Sie hat immer viel kompensiert. Was sie nicht sah, versuchte sie zu hören. Mit Hilfsmitteln arbeitete sie ab der 5. Klasse. Sie hat einen Laptop mit Kamera, die braucht sie für den Fern- und den Nahbereich. Auch zuhause hat sie Hilfsmittel für den Nahbereich, um ihre Hausaufgaben überhaupt lösen zu können. Natürlich gibt es Einschränkungen, zum Beispiel beim Velofahren im Strassenverkehr, denn bei Dunkelheit, Nebel oder Regenwetter kann sie gar nicht fahren. Unfälle kommen immer wieder vor. Ich muss sie bei diesen Wetterverhältnissen in die Schule bringen, da wir schlecht an den ÖV angeschlossen sind.
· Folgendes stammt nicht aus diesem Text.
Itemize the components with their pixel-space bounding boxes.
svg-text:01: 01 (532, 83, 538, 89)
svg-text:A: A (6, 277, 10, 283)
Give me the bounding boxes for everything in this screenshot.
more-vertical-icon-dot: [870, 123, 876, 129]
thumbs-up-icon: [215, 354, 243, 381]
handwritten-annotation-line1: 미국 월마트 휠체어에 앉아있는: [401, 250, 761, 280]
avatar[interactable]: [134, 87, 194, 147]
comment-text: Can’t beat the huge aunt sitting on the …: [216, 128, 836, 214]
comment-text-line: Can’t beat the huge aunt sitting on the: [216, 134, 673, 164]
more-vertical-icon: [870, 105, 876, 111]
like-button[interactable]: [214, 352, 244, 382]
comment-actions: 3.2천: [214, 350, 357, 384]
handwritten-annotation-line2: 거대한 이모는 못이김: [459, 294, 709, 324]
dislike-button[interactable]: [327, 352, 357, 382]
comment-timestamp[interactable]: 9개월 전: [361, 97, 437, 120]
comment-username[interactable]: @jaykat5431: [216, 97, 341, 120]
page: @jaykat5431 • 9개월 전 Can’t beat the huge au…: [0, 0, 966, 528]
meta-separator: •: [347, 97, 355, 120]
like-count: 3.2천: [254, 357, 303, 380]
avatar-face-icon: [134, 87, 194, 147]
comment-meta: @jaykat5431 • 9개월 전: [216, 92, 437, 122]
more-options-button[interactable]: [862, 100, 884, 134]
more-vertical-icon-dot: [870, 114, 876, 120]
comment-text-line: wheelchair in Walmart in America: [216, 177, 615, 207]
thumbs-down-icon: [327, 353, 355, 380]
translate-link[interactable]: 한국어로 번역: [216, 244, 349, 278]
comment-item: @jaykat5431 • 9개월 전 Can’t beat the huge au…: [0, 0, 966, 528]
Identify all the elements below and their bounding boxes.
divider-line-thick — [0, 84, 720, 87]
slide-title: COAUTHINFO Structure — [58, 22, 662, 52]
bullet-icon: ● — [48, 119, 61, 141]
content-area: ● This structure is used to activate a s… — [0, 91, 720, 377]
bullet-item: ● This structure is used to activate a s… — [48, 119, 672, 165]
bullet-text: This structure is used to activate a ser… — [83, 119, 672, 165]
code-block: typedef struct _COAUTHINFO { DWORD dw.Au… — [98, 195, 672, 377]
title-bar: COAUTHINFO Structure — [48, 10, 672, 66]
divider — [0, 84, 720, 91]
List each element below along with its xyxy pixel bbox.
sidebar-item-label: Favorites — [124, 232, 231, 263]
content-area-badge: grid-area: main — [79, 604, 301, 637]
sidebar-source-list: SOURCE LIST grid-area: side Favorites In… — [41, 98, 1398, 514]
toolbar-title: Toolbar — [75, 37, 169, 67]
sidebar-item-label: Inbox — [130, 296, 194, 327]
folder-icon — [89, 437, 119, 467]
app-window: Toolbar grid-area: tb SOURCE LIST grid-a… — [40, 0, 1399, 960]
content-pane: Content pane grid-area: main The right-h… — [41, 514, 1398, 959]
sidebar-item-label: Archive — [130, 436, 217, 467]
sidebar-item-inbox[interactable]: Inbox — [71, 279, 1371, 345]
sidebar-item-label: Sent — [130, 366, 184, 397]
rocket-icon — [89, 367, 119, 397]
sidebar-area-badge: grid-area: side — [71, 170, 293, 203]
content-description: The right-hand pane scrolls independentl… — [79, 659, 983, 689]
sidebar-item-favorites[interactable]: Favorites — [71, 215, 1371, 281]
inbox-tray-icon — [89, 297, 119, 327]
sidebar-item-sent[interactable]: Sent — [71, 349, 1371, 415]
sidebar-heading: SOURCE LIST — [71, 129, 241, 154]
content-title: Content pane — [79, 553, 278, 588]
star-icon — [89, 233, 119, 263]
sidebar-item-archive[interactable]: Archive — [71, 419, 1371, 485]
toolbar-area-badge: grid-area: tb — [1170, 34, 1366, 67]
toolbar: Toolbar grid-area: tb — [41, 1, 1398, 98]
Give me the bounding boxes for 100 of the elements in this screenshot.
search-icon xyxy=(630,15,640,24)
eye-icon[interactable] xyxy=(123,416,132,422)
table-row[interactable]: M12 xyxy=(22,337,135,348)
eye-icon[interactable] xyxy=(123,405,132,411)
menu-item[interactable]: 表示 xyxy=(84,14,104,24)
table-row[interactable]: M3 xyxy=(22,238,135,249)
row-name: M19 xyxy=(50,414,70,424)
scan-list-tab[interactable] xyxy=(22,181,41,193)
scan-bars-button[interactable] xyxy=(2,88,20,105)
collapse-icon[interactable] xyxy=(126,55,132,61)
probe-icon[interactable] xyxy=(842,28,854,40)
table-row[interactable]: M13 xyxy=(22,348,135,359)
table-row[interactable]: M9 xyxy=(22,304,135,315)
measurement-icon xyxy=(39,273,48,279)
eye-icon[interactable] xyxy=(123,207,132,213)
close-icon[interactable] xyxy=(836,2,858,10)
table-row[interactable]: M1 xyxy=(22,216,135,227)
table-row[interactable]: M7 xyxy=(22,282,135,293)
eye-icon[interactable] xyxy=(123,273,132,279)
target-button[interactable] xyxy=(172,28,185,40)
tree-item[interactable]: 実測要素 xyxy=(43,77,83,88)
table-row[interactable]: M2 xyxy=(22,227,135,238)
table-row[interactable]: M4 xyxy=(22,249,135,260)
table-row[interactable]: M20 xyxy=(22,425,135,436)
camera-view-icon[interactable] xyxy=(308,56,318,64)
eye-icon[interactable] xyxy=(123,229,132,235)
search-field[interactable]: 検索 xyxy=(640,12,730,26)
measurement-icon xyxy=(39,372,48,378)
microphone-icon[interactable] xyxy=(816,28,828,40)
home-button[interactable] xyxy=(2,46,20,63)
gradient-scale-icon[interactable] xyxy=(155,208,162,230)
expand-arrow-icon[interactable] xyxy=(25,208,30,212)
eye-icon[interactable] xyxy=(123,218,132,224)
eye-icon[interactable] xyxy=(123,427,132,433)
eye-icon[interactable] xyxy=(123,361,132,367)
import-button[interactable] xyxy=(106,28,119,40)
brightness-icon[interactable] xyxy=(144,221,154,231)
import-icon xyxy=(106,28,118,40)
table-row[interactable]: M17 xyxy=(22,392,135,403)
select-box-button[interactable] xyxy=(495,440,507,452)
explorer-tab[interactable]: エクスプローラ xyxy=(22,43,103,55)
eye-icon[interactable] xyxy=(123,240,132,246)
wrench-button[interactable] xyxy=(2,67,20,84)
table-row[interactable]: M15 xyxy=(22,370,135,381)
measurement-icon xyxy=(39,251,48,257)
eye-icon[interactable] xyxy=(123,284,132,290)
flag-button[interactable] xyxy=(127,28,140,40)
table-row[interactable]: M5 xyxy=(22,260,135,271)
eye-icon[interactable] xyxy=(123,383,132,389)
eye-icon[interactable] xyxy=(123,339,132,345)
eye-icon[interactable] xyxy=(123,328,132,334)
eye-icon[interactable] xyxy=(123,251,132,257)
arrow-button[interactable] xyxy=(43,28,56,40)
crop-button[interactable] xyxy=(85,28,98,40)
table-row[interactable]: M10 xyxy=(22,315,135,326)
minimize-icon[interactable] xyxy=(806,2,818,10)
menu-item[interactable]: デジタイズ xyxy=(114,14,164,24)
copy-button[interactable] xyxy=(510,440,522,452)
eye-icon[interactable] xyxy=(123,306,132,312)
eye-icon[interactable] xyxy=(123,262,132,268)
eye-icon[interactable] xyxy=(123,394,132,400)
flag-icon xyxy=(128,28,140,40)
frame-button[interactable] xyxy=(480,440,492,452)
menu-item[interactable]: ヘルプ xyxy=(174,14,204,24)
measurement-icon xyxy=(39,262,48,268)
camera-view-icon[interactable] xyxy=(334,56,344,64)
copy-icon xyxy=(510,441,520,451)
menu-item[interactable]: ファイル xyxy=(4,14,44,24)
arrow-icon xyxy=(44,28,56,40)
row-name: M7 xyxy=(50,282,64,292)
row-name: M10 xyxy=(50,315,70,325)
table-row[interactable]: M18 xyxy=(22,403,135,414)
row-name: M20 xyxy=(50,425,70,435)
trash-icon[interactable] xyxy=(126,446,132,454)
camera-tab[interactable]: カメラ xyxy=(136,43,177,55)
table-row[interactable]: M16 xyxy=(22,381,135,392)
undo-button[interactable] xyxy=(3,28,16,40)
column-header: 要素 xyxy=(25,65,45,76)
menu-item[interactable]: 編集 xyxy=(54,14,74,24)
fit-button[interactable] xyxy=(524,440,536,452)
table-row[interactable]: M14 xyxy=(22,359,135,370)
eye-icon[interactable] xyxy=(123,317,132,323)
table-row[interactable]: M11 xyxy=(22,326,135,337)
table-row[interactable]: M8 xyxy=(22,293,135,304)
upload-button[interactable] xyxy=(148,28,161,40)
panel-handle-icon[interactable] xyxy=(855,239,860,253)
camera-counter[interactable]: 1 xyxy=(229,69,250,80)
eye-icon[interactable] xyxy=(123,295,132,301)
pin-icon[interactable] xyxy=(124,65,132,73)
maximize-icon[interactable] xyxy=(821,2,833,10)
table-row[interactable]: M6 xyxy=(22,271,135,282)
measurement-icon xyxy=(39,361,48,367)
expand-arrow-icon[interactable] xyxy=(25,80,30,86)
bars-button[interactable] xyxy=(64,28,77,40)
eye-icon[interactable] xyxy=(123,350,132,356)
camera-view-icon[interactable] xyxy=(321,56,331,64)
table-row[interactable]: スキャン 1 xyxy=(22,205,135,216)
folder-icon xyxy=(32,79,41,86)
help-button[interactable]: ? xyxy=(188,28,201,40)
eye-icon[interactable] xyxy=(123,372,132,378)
Unsere Familie unterstützt unsere Tochter, wo es geht. Wir lesen viel vor, um Ihr Zeit und Energie zu sparen. Wenn ihr niemand helfen kann, weicht sie aus oder kompensiert über die anderen Sinne. Wenn ihr etwas herunterfällt, kann sie sehr schnell ertasten, wo es liegt. Trotzdem ist der Schulbesuch täglich eine logistische Meisterleistung: Da ständig die Schulzimmer gewechselt werden, muss sie ihren Laptop und Kamera herunterfahren, einpacken in den nächsten Raum tragen, alles wieder einrichten – da bleibt kaum Zeit für Pausen.

Unsere Tochter arbeitet eng mit dem Heilpädagogen vom TSM zusammen, er ist eine extrem wichtige Stütze für Lehrpersonen, Tochter und Eltern. Und wir stehen mit der SBH in Basel in Kontakt. Nach dem Schulabschluss will sie Physiotherapeutin werden. Es gibt da einen Studiengang, der Seheingeschränkte zusätzlich unterstützt. Das wäre sicher ein Glück für sie. Unser Netzwerk ist sehr gut, neben der Low Vision-Beratung gehört auch AccessTech dazu. Nur in medizinischer Hinsicht besteht nach wie vor ein grosses Fragezeichen.